Women who can choose when to become mothers are healthier and more financially stable. Their children are automatically in a better position to have access to education, healthcare, and a higher standard of living.
When girls are afforded their basic human rights, when they are given opportunities to reach their full potential, all of society benefits.
We challenge you to use your privilege to help make a difference for the millions of girls who do not have a voice.
- 1. Share their stories. Their truth is out there! Read the articles. Watch the videos. Then make sure your friends do, too. Awareness is a key component to creating new legislation, raising funds, and breaking the dangerous cycles in which millions of girls are trapped.
- 2. Mentor and/or tutor locally. There are a number of organizations that seek to match caring adults in mentoring and tutoring programs! In fact, your neighborhood school likely has its own tutoring program. Help a student develop the confidence and skills she will need for success in adulthood by investing just a few hours per month in her future! Organize a team from your office, church, or book club and make a difference together.

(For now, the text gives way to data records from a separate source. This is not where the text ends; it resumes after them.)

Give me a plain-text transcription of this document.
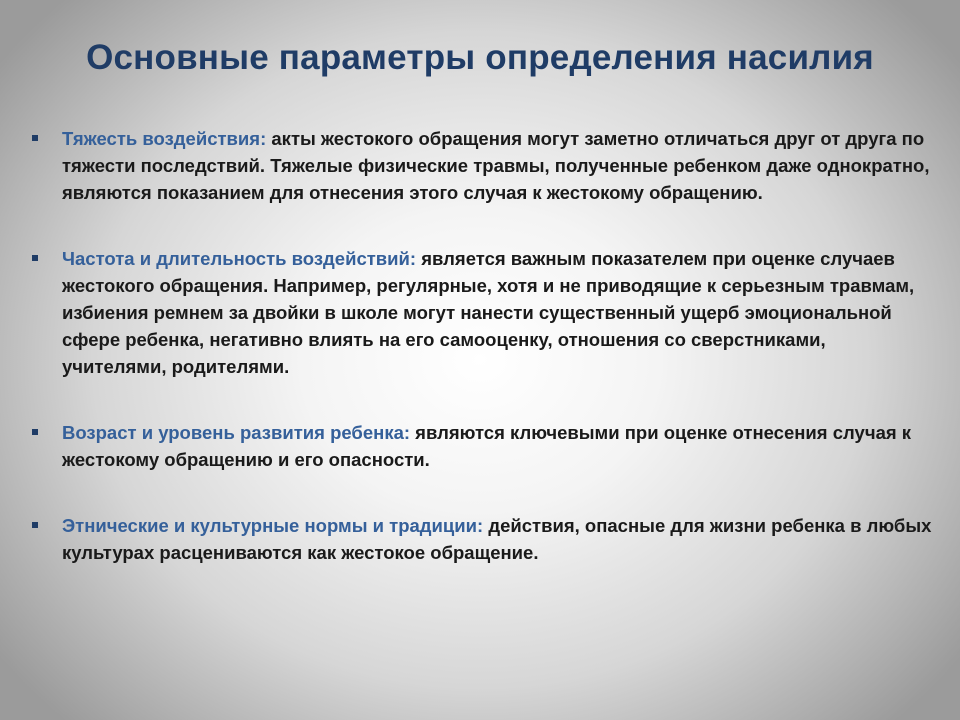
Основные параметры определения насилия
Тяжесть воздействия: акты жестокого обращения могут заметно отличаться друг от друга по тяжести последствий. Тяжелые физические травмы, полученные ребенком даже однократно, являются показанием для отнесения этого случая к жестокому обращению.
Частота и длительность воздействий: является важным показателем при оценке случаев жестокого обращения. Например, регулярные, хотя и не приводящие к серьезным травмам, избиения ремнем за двойки в школе могут нанести существенный ущерб эмоциональной сфере ребенка, негативно влиять на его самооценку, отношения со сверстниками, учителями, родителями.
Возраст и уровень развития ребенка: являются ключевыми при оценке отнесения случая к жестокому обращению и его опасности.
Этнические и культурные нормы и традиции: действия, опасные для жизни ребенка в любых культурах расцениваются как жестокое обращение.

As Sally Ride said, “You cannot be what you cannot see.” Your visibility will have an impact far beyond what you can measure.
- 3. Donate. Give your time, give your voice, give your money. Support the organizations that are working to give girls the same opportunities the boys their age are receiving.
- 4. Vote! In order to vote for change, you have to know the issues. You have to know how laws, school bonds, and legislators work in order to affect positive change! Spend time making sure your representatives know how they can best support girls’ health, education, and safety. If the laws are unfair? Change them. If the funding isn’t available? Raise it. Women fought for your right to be able to do these things – use it!
Women around the world without a voice are counting on their more privileged sisters to make the world a more equitable, safer place for them. Our daughters and their daughters will have their work cut out for them – let’s not make them do it alone.
Girls’ rights are human rights; there is no time to waste.